Chapter 25 | Seharusnya Tidak Berharap

67.7K 5.3K 463
                                        

Bersikap seolah semuanya baik-baik saja walau nyatanya terluka parah.

☁ ☁ ☁

"Cepat sembuh," Calvin menjeda ucapannya. "Jangan terlalu mikirin hal yang berat, jangan nyiksa diri sendiri. Bilang sama gue kalo ada sesuatu yang buat pikiran lo terganggu."

Tidak berubah. Calvin masih perhatian seperti dulu.

Lagi, Calvin mengelus pucuk kepala Dara. Lalu sudut bibirnya sedikit terangkat. "Jangan sakit, gue sayang sama lo."

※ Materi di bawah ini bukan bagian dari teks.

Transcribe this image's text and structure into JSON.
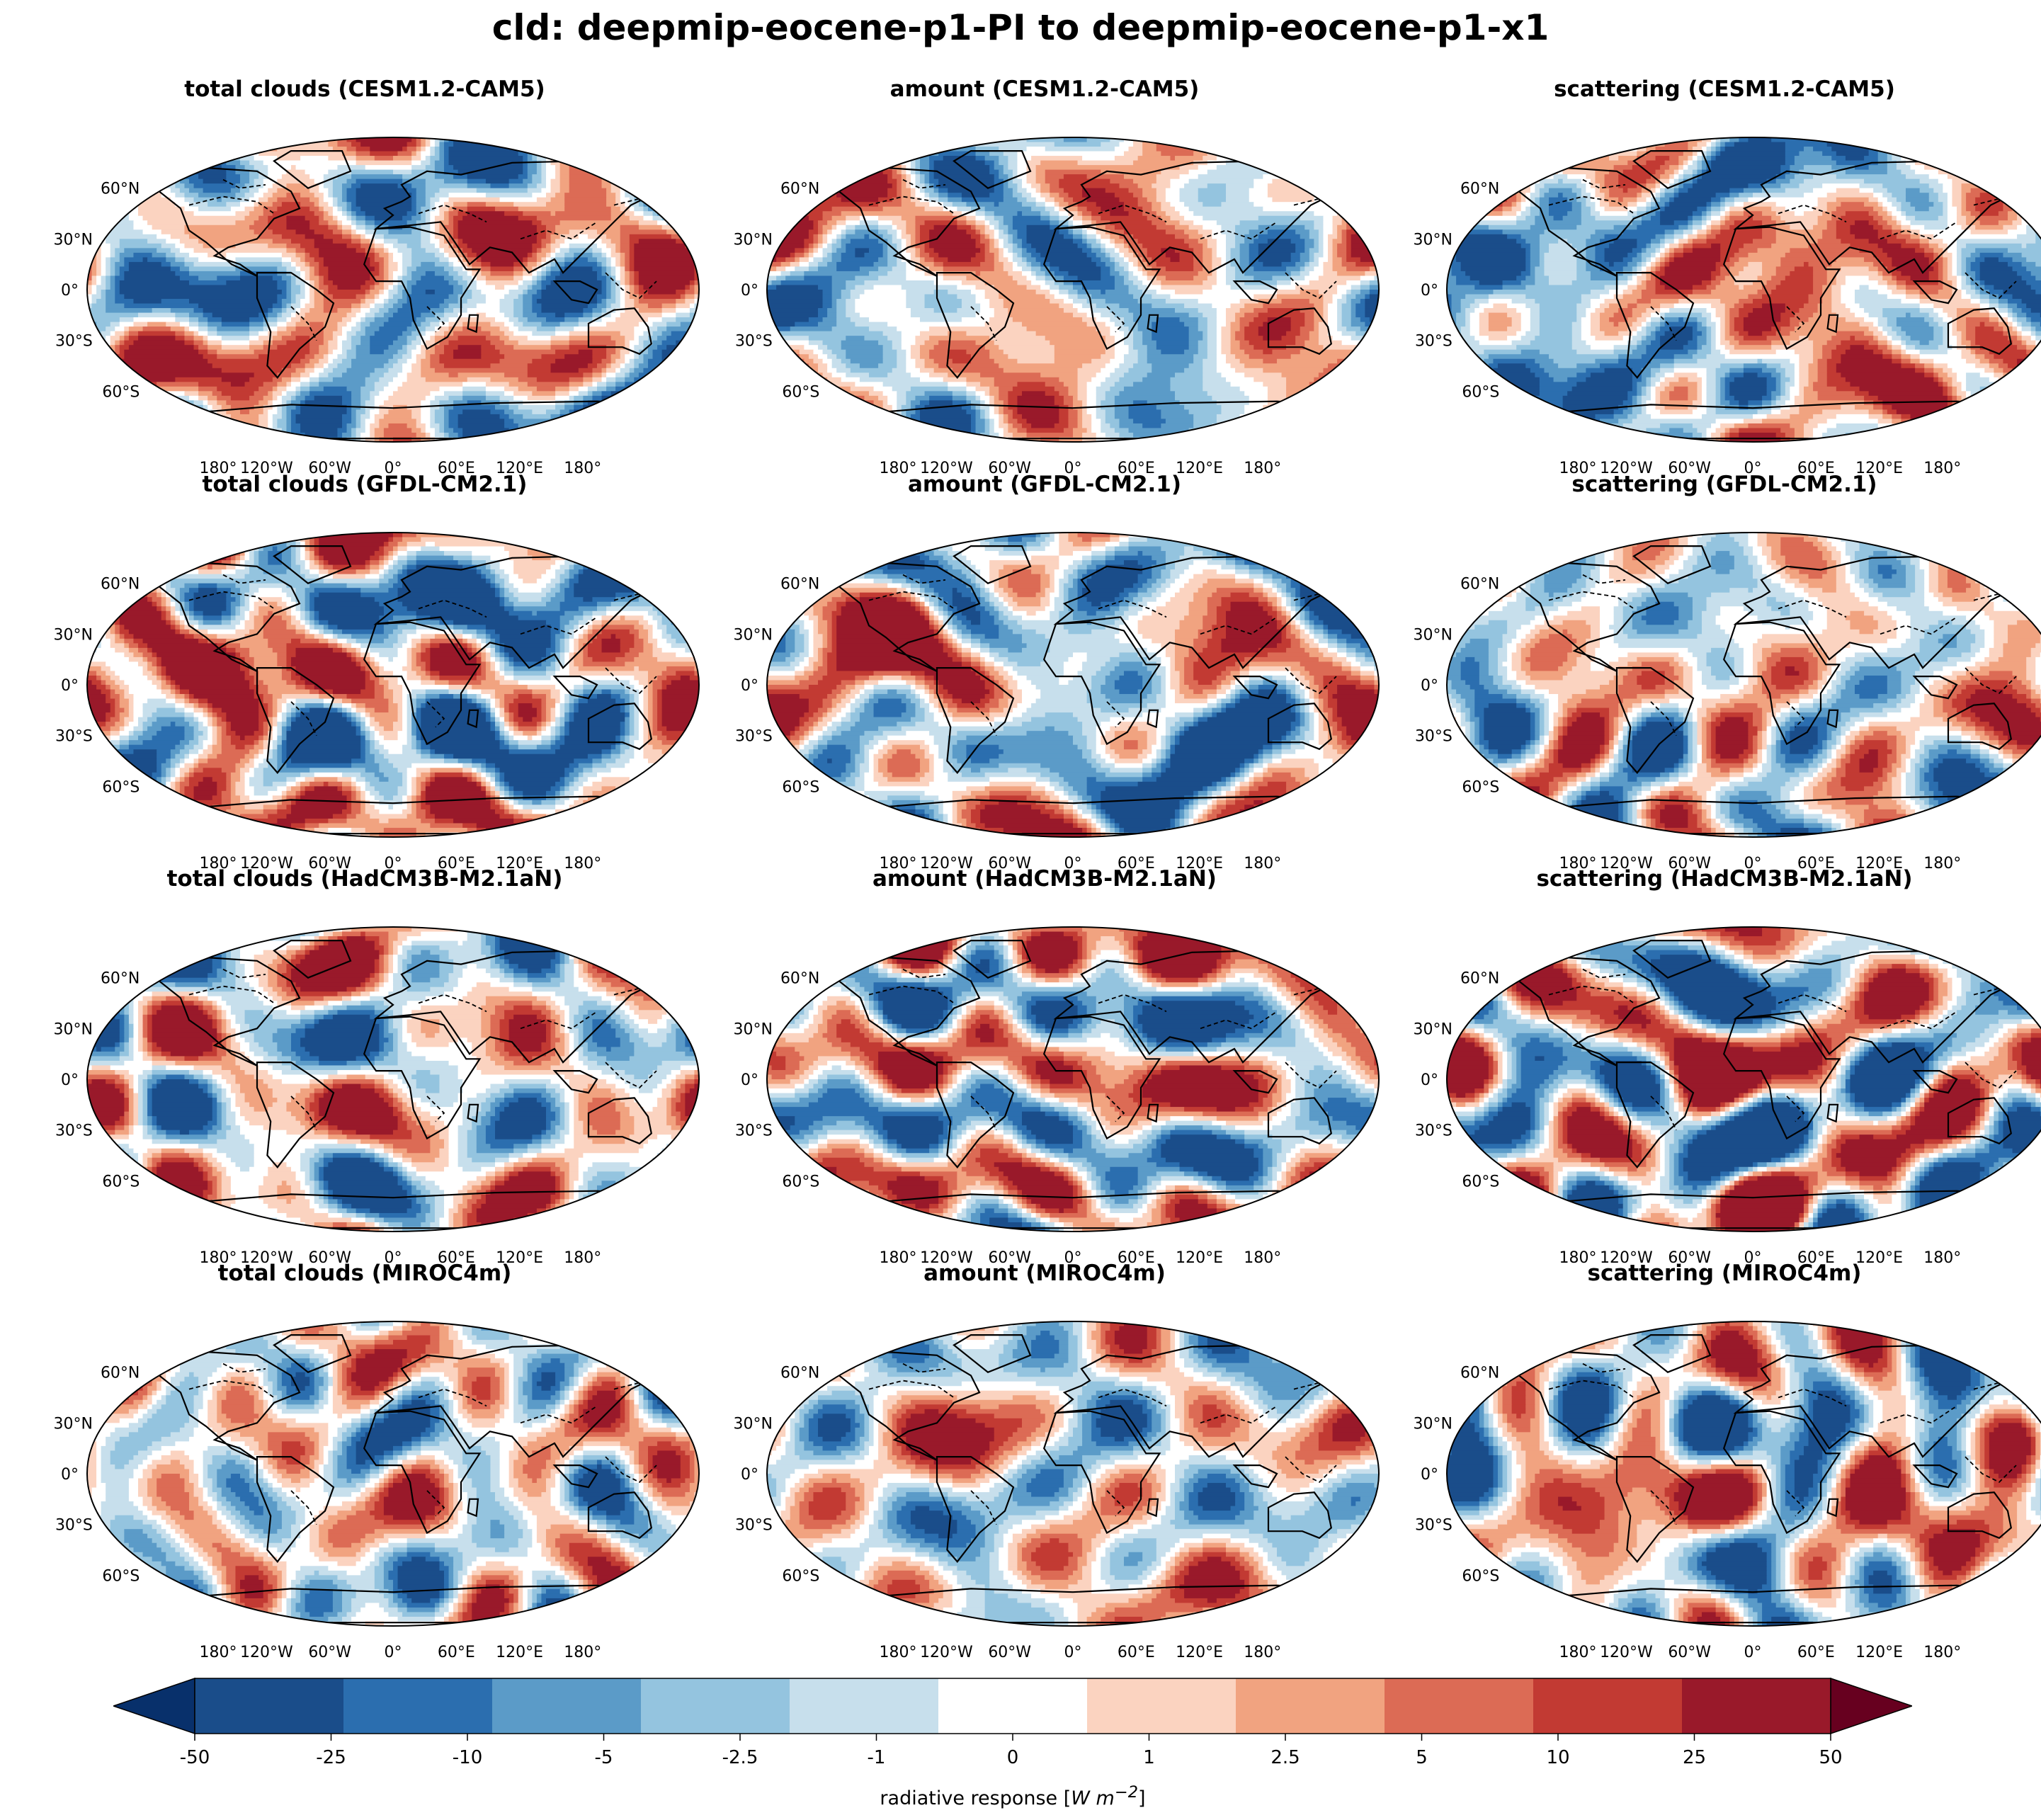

Pintu ruangan terbuka menampilkan sosok sahabat-sahabat Calvin serta Cessa bersama dua sahabatnya. Mereka semua membeku di ambang pintu, terutama Cessa yang semakin merasakan sesak di dadanya. Namun, agar tetap terlihat baik-baik saja, ia berusaha mengukir senyum tipis walau terasa berat.

Calvin yang masih setia mengelus pucuk kepala Dara lembut. Seakan terhipnotis dengan suasana, kedua remaja itu belum menyadari kehadiran mereka. Sampai suara deheman Kino, menyadarkan kedua remaja itu.

Calvin yang awalnya membelakangi pintu masuk segera berbalik, begitupun dengan Dara yang langsung membuka mata yang awalnya terpejam. Calvin berdiri, kemudian berjalan menuju Cessa.

"Kenapa tadi nggak bilang kalo mau dateng?"

Cessa menggeleng. "Aku diajak temen-temen kakak. Katanya mereka udah tau kalo Kakak di rumah sakit, jadi ya gitu sekalian...," ujarnya sembari melirik ketiga sahabat Calvin.

Calvin menatap Kino yang kini berdiri di samping Cessa. "Pulang sekolah langsung ke sini?"

Walau tanpa bertanya pun, ia sudah tahu jawabannya, terbukti dari seragam sekolah yang masih melekat di tubuh keenam remaja itu.
Jarak rumah sakit ini dengan SMA Nusantara hanya terpaut beberapa puluh meter saja, jadi, tak heran jika mereka bisa sampai di sini secepat itu.

"Iya, gitu," balas Kino.

Memang, ketika bel pulang berbunyi, Gheisya memberi tahu kepada Cessa dan Chelsea kalau Kino mengajak mereka untuk menjenguk Dara di rumah sakit. Awalnya, Cessa menolak. Namun akhirnya mengiyakan juga saat dirinya terus-menerus dipaksa.

"Masuk. Ngapain masih di ambang pintu?" Suara Dara menginterupsi.

Sesuai interuksi Dara, keenam remaja yang masih berdiri di ambang pintu itu berjalan masuk. Mereka berenam langsung menuju sofa yang telah disediakan. Tak lupa, Fabian meletakkan parsel buah-buahan yang sempat mereka beli di jalan.

"Lo kapan pulang, Dar?" tanya Fabian setelah meletakkan parsel itu di atas nakas. Ia memandang wajah Dara sekilas, lalu berjalan menuju teman-temannya.

"Sore ini pulang," balas Dara pelan.

Fabian mengangguk, lalu kembali bergabung dengan pembicaraan di sofa. Membiarkan suasana mengalir begitu saja.

Dara menghela napas, entah mengapa di saat-saat seperti ini perutnya tiba-tiba berbunyi. Tangannya terangkat untuk mengambil bubur yang masih utuh di atas nakas. Namun, saat hendak mencapainya, tangannya tak sengaja menyenggol gelas sehingga menyebabkan gelas itu jatuh ke lantai dan menimbulkan suara yang cukup keras.

Calvin yang ikut duduk di sofa segera berdiri, lalu menghampiri Dara yang wajahnya masih terlihat shock. Ia menatap Dara tajam, lalu membentak gadis itu. "Lo mau apa?!"

Bukan hanya Dara yang terkejut akibat bentakan itu, tapi semua penghuni yang berada di ruangan.

"Gue laper," ujar Dara pelan.

"Kenapa nggak panggil gue aja? Apa susahnya sih ngeluarin suara?!" tanya Calvin bersamaan dengan napasnya yang tak beraturan. Dara yang dibentak sedemikian rupa, hanya bisa menunduk dalam diam.